Anche il genio è relativo?

Étienne Klein, La bicicletta di Einstein, Ponte alle Grazie 2017 (pp. 227, euro 16)

David Bodanis, Il più grande errore di Einstein, Mondadori 2017 (pp. 304, euro 25)

Marie Benedict, La donna di Einstein, Piemme 2017 (pp. 347, euro 18,50)

Anche nell’epoca delle celebrities, in cui la sete di fama sembra aver reso obsoleto il desiderio di gloria, il mito del genio non sembra tramontato.

E’ vero che i primi posti della classifica dei geni contemporanei – recentemente pubblicata , non si sa sulla base di quali criteri, dal “Daily Telegraph” – sono occupati da Albert Hofmann (l’inventore dell’LSD), Sir Timothy Berners-Lee (considerato dai più l’inventore del Web), George Soros (finanziere e filantropo) e Matt Groening (il creatore dei Simpson), ma nell’immaginario collettivo la figura del genio continua a richiamare un volto  ben preciso: quello di Albert Einstein.

Ce lo conferma Étienne Klein, un fisico, non un semplice divulgatore, che illustra in termini accessibili le idee del suo illustre collega seguendo i luoghi da lui via via abitati (Le pays qu’habitait Albert Einstein era il titolo originale): “Fin da adolescente – racconta in apertura – ho sempre avuto bisogno di averlo intorno. Sulle pareti della mia stanza avevo appeso due sue foto.

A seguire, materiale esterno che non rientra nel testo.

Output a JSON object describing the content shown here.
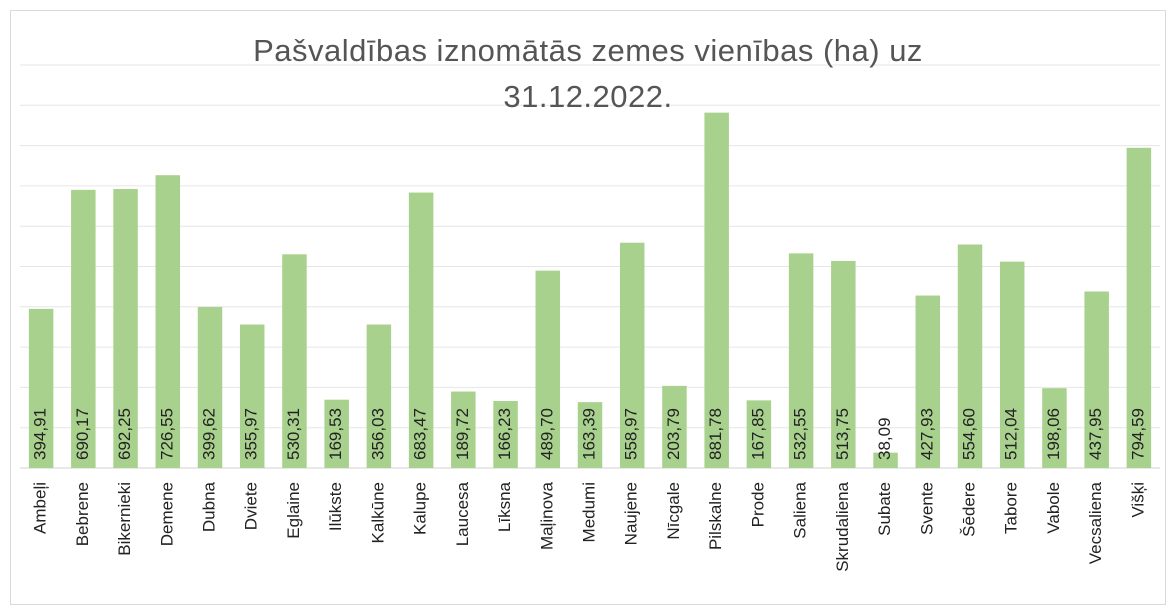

Su una era giovane (…); sull’altra – quella che la maggior parte di noi ha in mente – era vecchio, patito, mal vestito, aveva i capelli lunghi e occhi infinitamente tristi.” La tristezza di chi ha molto compreso dell’universo e delle relazioni fra spazio e tempo che lo attraversano e tuttavia sente che molto ancora gli sfugge? Anche peggio, stando a David Bodanis (questo sì, divulgatore scientifico): il vecchio Einstein è un isolato. Il suo rifiuto di misurarsi con le nuove teorie della meccanica  quantistica l’ha ridotto ai margini della comunità scientifica internazionale.

Tutt’altro il personaggio che incontriamo nel romanzo di Marie Benedict, del tutto aderente all’immagine affascinante cui siamo affezionati, all’inizio, ma poi, mano a mano che le pagine scorrono, sempre più compromessa da un desiderio di notorietà e da un narcisismo che la incrinano fino a renderla del tutto inattendibile. Artefice di questa drastica ridefinizione del profilo del’intelligente per antonomasia è la moglie, Mileva Maric, voce narrante di una storia drammatica della serie “dietro ogni grande uomo c’è una grande donna”. Dietro per l’appunto: pare che il professore, quando la coppia era in pubblico, gradisse che lei gli camminasse a qualche passo di distanza. Ma c’è ben di peggio, e non è neanche l’indifferenza che come padre dimostra nei confronti dei figli (contraddizioni dei grandi, si potrebbe pensare: vedi Rousseau…). Quel che grida vendetta è che il famoso articolo del 1905, quello che per la prima volta abbozza la teoria della relatività, non sarebbe farina del suo sacco, o lo sarebbe solo marginalmente. La vera autrice – stando al romanzo – è Mileva, anche lei scienziata, dotata, a differenza del marito, di un vero talento matematico, ma costretta a rinunciare allo studio e alla carriera proprio per assecondare quella di lui e crescere i loro figli. 

Si resta senza parole: è come se ci si venisse a raccontare che Sof’ja Tolstaja non si limitò a copiare più di una volta il testo di Guerra e pace, ma ne scrisse i capitoli migliori per poi veder cancellata la propria firma, che si era attesa di veder comparire accanto a quella del consorte…
Una grande storia d’amore e di disamore, dunque, quella di Benedict, che si fa leggere – come si usa dire – avendo comunque presente l’avvertenza che, sia pure molto sommessamente,  il lettore riceve (“Questo libro è un’opera di fantasia. I fatti storici narrati sono liberamente interpretati dall’autrice”).
Dovremo leggere, prossimamente, il romanzo in cui ci si rivela che – come uno studioso australiano ha del resto poco tempo fa sostenuto – capolavori come le Variazioni Goldberg non sono opera di Johann Sebastian Bach ma della moglie, Anna Magdalena?